Bird of the week: White-breasted Nuthatch

About: A small songbird with a white belly and gray back and wings. It feeds along the sides of trees, sometimes upside down.

Where to find this bird: Look for white-breasted nuthatches in larger trees, where they feed along trunks and large branches. Main Hall Green and the path behind Warch are some of the best places to find one on campus.

When to find this bird: Year-round.

Fun fact: White-breasted nuthatches often flock with other songbird flocks led by chickadees, which makes finding food easier and keeps them safer as they collectively look out for predators.

A white-breasted nuthatch glares at the camera. Photo by Kai Frueh.

Seagulls in Wisconsin?

In the dead of winter, when most birds have migrated south, it might come as a surprise to see one of the birds associated with warm vacations at the beach foraging along the Fox River: seagulls. Well, they actually are not seagulls, but are herring gulls, one of about 50 species of gulls found around the world. When people ask me about seeing seagulls in Wisconsin, I have to break the news to them that seagulls don’t exist. That’s right — there is no such thing as a seagull; it’s just a colloquial term for gulls from the Laridae family, which also consists of skimmers and terns. The stereotypical white-and-gray herring gulls are quite common across North America and resemble multiple other gull species that look quite similar. Even though many people see gulls on their vacations to the beach, many gulls actually breed inland, along lakes and streams, and the gray gull breeds deep in the extreme desert of Northern Chile, where very little water is found.
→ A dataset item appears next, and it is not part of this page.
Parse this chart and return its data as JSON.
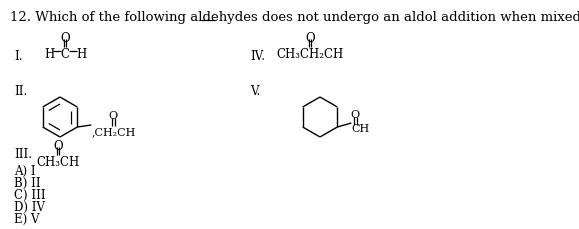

Along the Fox River, we also get ring-billed gulls (not common in the winter), which are somewhat smaller and have a black ring around the end of their bill, as well as the significantly smaller Bonaparte’s gulls, which migrate through in spring and fall and have cute black hoods and red legs. More species do occur on occasion, but they are harder to pick out because gull identification can be complex with hybrids, immatures and some quite similar species. Gulls can take up to four years to mature, and there is often lots of variation in young birds. All of this makes gull identification hard, especially if you try to find rare gulls or are in an area with many different species of gulls (like the West Coast). This difficulty of identification spurs some birders to become gull experts, studying many different gulls for hours and coming to know the subtle differences between primary feathers on first- and second-year herring gulls. 

Even though seagulls don’t really exist, birders will know what you mean. It also explains the long mystery of why seagulls won’t fly over the bay—they don’t want to become a baygull.